Mülheim. . Viele im Rat vermissen in der größten Haushaltskrise der Stadt den Einsatz von Ulrich Scholten. Der widerspricht: Böse Unterstellungen.
Wieder steht der Oberbürgermeister in der Kritik: Jetzt geht es um den Vorwurf, dass er sich bei der Bewältigung der größten Finanzkrise der Stadt seit dem Zweiten Weltkrieg vom Acker gemacht hat. Die CDU-Fraktionschefin wirft ihm Untätigkeit bei der Bewältigung der Haushaltskrise vor. „Herr Oberbürgermeister, wo waren Sie eigentlich in dem gesamten Verfahren.“ Wenigstens den Kopf hätte er mal durch die Tür stecken können, so Christina Küsters.

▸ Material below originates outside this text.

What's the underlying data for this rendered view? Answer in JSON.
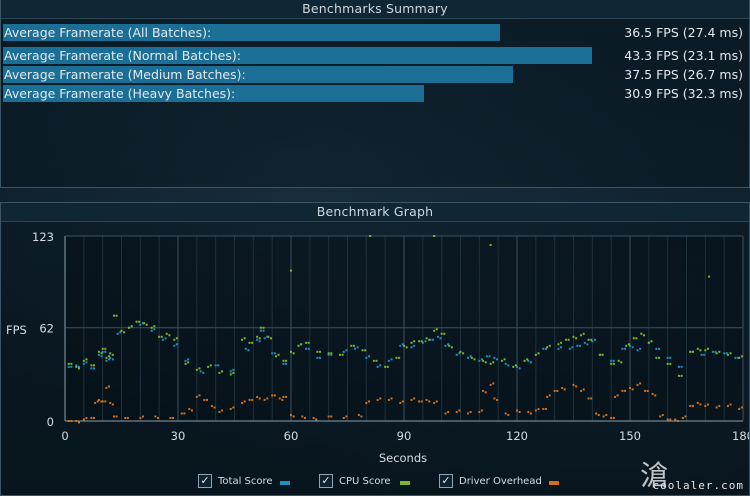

Hinter der Tür saßen oft bis spät in den Abend Mitglieder aller Ratsfraktionen und Bündnisse und haben sich darüber den Kopf zerbrochen, wie die Stadt bei über zwei Milliarden Schulden handlungsfähig bleiben kann. Als „vollständig unsichtbar“ bezeichnet Tim Giesbert, Fraktionssprecher der Grünen, den OB in der Phase. Dabei schreie die Lage geradezu danach, den Haushalt zur Chefsache zu machen. Am Freitag bezieht auch der Fraktionschef der SPD, Dieter Spliethoff, Stellung: „Quasi als Vater der Stadt hätte er in so einer Situation mal zu seinen Kindern gehen müssen. Der Haushalt ist nicht nur Sache des Kämmerers.“
OB: Haushalt ist vor allem Sache des Kämmerers
Der OB sieht das anders, er widerspricht den Behauptungen. Böse Unterstellungen seien das, die leider in die Zeit passten. Alles, was er mache, werde ihm derzeit als falsch ausgelegt, klagt Ulrich Scholten, der sich über Wochen gegen den Vorwurf der Untreue wehren musste. Derzeit ermittelt noch die Staatsanwaltschaft. Der Haushalt, so Scholten, sei vor allem die Sache des Kämmerers, der sich um das operative Verfahren zu kümmern und dies auch gut gemacht habe. „Ich mische mich auch nicht in Bauplanungen ein, weil es dafür einen guten Dezernenten und ein gutes Team gibt.“
Zum Haushalt habe er sich stets auf dem Laufenden halten lassen und selbst haushaltsrelevante Gespräche unter anderem in Düsseldorf geführt“, erklärt Scholten. Die aktuelle Kritik an ihm hält er für „ziemlich ungewöhnlich“, den Stil für belastend. Er sei jederzeit bereit gewesen, zu den Sitzungen dazuzustoßen, wenn man ihn aufgefordert und gebraucht hätte.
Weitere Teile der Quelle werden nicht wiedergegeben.